动机
在答案中 突出显示 tikz 树中的一组节点,Jake 建议结合凸包的填充边界与爱好路径我对这种可能性非常感兴趣。
前期工作
起初我尝试至少尽可能地修改\convexpath
:
\documentclass[a4paper,11pt]{article}
\usepackage{tikz}
\usetikzlibrary{hobby,backgrounds,calc,trees}
\newcommand{\myconvexpath}[2]{
[
create hobbyhullnodes/.code={
\global\edef\namelist{#1}
\foreach [count=\counter] \nodename in \namelist {
\global\edef\numberofnodes{\counter}
\node at (\nodename) [draw=none,name=hobbyhullnode\counter] {};
}
\node at (hobbyhullnode\numberofnodes) [name=hobbyhullnode0,draw=none] {};
\pgfmathtruncatemacro\lastnumber{\numberofnodes+1}
\node at (hobbyhullnode1) [name=hobbyhullnode\lastnumber,draw=none] {};
},
create hobbyhullnodes
]
($(hobbyhullnode1)!#2!-90:(hobbyhullnode0)$)
\foreach [
evaluate=\currentnode as \previousnode using \currentnode-1,
evaluate=\currentnode as \nextnode using \currentnode+1
] \currentnode in {1,...,\numberofnodes} {
let \p1 = ($(hobbyhullnode\currentnode)!#2!-90:(hobbyhullnode\previousnode) - (hobbyhullnode\currentnode)$),
\n1 = {atan2(\x1,\y1)},
\p2 = ($(hobbyhullnode\currentnode)!#2!90:(hobbyhullnode\nextnode) - (hobbyhullnode\currentnode)$),
\n2 = {atan2(\x2,\y2)},
\n{delta} = {-Mod(\n1-\n2,360)}
in
{arc [start angle=\n1, delta angle=\n{delta}, radius=#2]}
..($(hobbyhullnode\nextnode)!0.5!(hobbyhullnode\currentnode)$)

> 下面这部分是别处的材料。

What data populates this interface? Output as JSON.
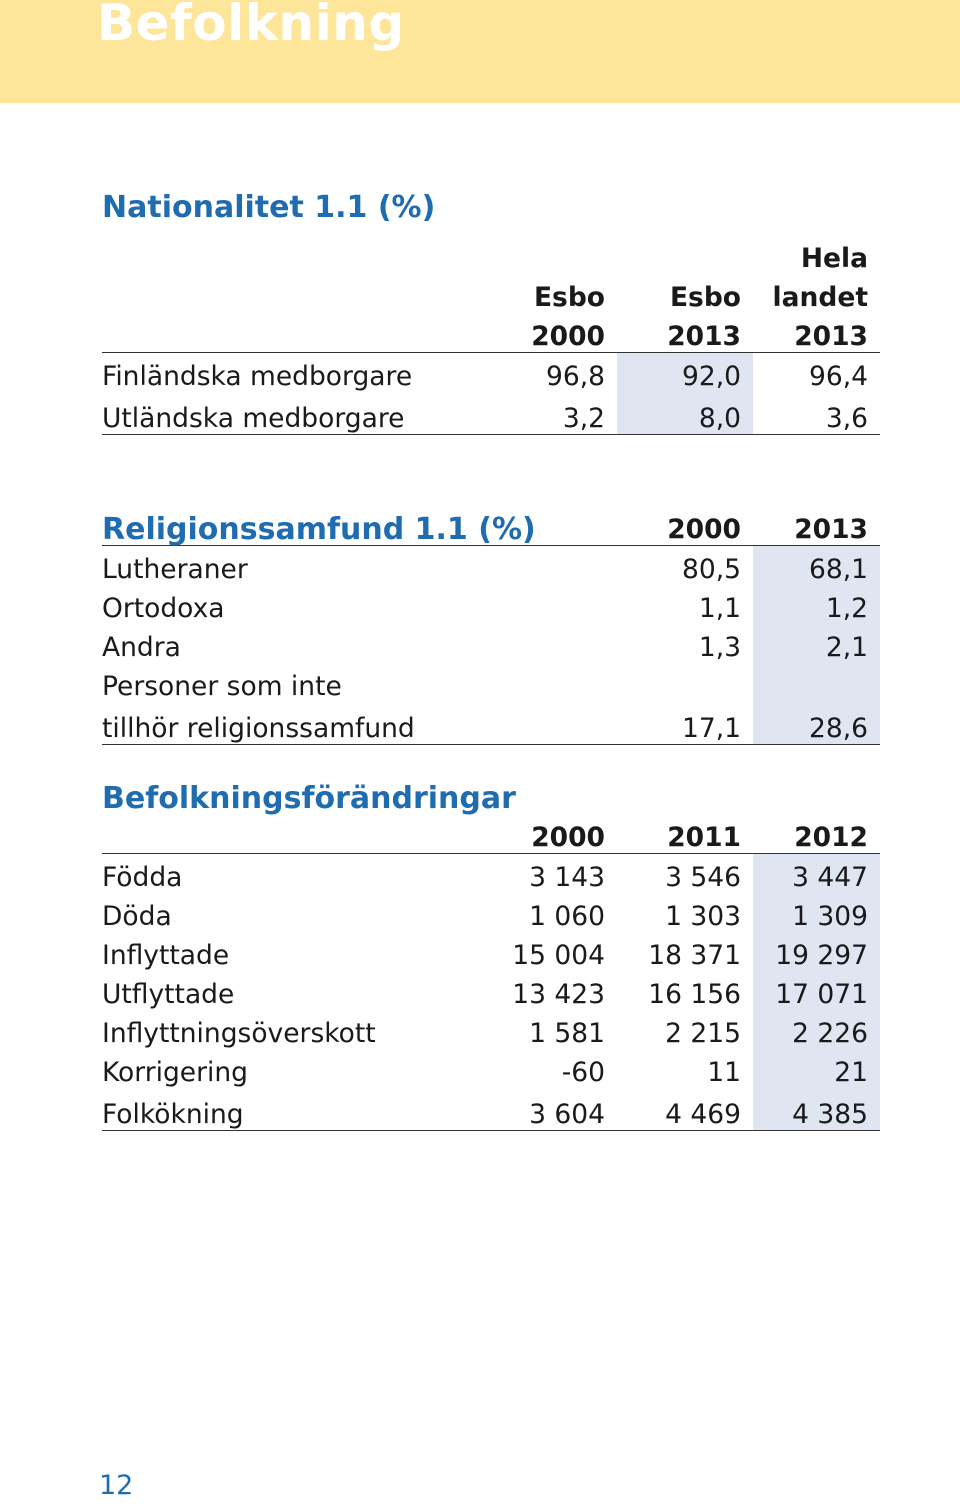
{
  "header": {
    "title": "Befolkning"
  },
  "nationality": {
    "heading": "Nationalitet 1.1 (%)",
    "columns": [
      {
        "line1": "",
        "line2": "Esbo",
        "line3": "2000"
      },
      {
        "line1": "",
        "line2": "Esbo",
        "line3": "2013"
      },
      {
        "line1": "Hela",
        "line2": "landet",
        "line3": "2013"
      }
    ],
    "rows": [
      {
        "label": "Finländska medborgare",
        "values": [
          "96,8",
          "92,0",
          "96,4"
        ]
      },
      {
        "label": "Utländska medborgare",
        "values": [
          "3,2",
          "8,0",
          "3,6"
        ]
      }
    ]
  },
  "religion": {
    "heading": "Religionssamfund 1.1 (%)",
    "columns": [
      "2000",
      "2013"
    ],
    "rows": [
      {
        "label": "Lutheraner",
        "values": [
          "80,5",
          "68,1"
        ]
      },
      {
        "label": "Ortodoxa",
        "values": [
          "1,1",
          "1,2"
        ]
      },
      {
        "label": "Andra",
        "values": [
          "1,3",
          "2,1"
        ]
      },
      {
        "label": "Personer som inte",
        "label2": "tillhör religionssamfund",
        "values": [
          "17,1",
          "28,6"
        ]
      }
    ]
  },
  "population_change": {
    "heading": "Befolkningsförändringar",
    "columns": [
      "2000",
      "2011",
      "2012"
    ],
    "rows": [
      {
        "label": "Födda",
        "values": [
          "3 143",
          "3 546",
          "3 447"
        ]
      },
      {
        "label": "Döda",
        "values": [
          "1 060",
          "1 303",
          "1 309"
        ]
      },
      {
        "label": "Inflyttade",
        "values": [
          "15 004",
          "18 371",
          "19 297"
        ]
      },
      {
        "label": "Utflyttade",
        "values": [
          "13 423",
          "16 156",
          "17 071"
        ]
      },
      {
        "label": "Inflyttningsöverskott",
        "values": [
          "1 581",
          "2 215",
          "2 226"
        ]
      },
      {
        "label": "Korrigering",
        "values": [
          "-60",
          "11",
          "21"
        ]
      },
      {
        "label": "Folkökning",
        "values": [
          "3 604",
          "4 469",
          "4 385"
        ]
      }
    ]
  },
  "footer": {
    "page_number": "12"
  },
  "colors": {
    "banner": "#fde59a",
    "heading": "#1f6cb0",
    "highlight": "#dfe5f1"
  }
}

..($(hobbyhullnode\nextnode)!#2!-90:(hobbyhullnode\currentnode)$)
}
--cycle
}
\begin{document}
\begin{tikzpicture}[use Hobby shortcut]
\node (f) {f}
child { node (g) {g}
child { node (a) {a}
}
child { node (b) {b}
}
}
child { node (h) {h}
child { node (c) {c}
}
};
\begin{pgfonlayer}{background}
\fill[draw,blue, opacity=0.3] \myconvexpath{f,h,c,g}{12pt};
\fill[draw,red, opacity=0.3] \myconvexpath{g,b,a}{12pt};
\end{pgfonlayer}
\end{tikzpicture}
\end{document}
这导致:
我怀疑arcs
与爱好路径是造成尖点的原因,因此在另一个例子中,我尝试:
\documentclass[a4paper,11pt]{article}
\usepackage{tikz}
\usetikzlibrary{hobby,backgrounds,calc,trees}
\newcommand{\myconvexpath}[2]{
[
create hobbyhullnodes/.code={
\global\edef\namelist{#1}
\foreach [count=\counter] \nodename in \namelist {
\global\edef\numberofnodes{\counter}
\node at (\nodename) [draw=none,name=hobbyhullnode\counter] {};
}
\node at (hobbyhullnode\numberofnodes) [name=hobbyhullnode0,draw=none] {};
\pgfmathtruncatemacro\lastnumber{\numberofnodes+1}
\node at (hobbyhullnode1) [name=hobbyhullnode\lastnumber,draw=none] {};
},
create hobbyhullnodes
]
($(hobbyhullnode1)!#2!-90:(hobbyhullnode0)$)
\foreach [
evaluate=\currentnode as \previousnode using \currentnode-1,
evaluate=\currentnode as \nextnode using \currentnode+1
] \currentnode in {1,...,\numberofnodes} {
let \p1 = ($(hobbyhullnode\currentnode)!#2!-90:(hobbyhullnode\previousnode)$),
\n1 = {atan2(\x1,\y1)},
\p2 = ($(hobbyhullnode\currentnode)!#2!90:(hobbyhullnode\nextnode)$),
\n2 = {atan2(\x2,\y2)},
\n{delta} = {-Mod(\n1-\n2,360)},
\n{end}={add(\n1,\n{delta})}
in
{..([in angle=\n1]$(hobbyhullnode\currentnode)!#2!-90:(hobbyhullnode\previousnode)$)..([out angle=\n{end}]$(hobbyhullnode\currentnode)!#2!90:(hobbyhullnode\nextnode)$)}
..($(hobbyhullnode\nextnode)!0.5!(hobbyhullnode\currentnode)$)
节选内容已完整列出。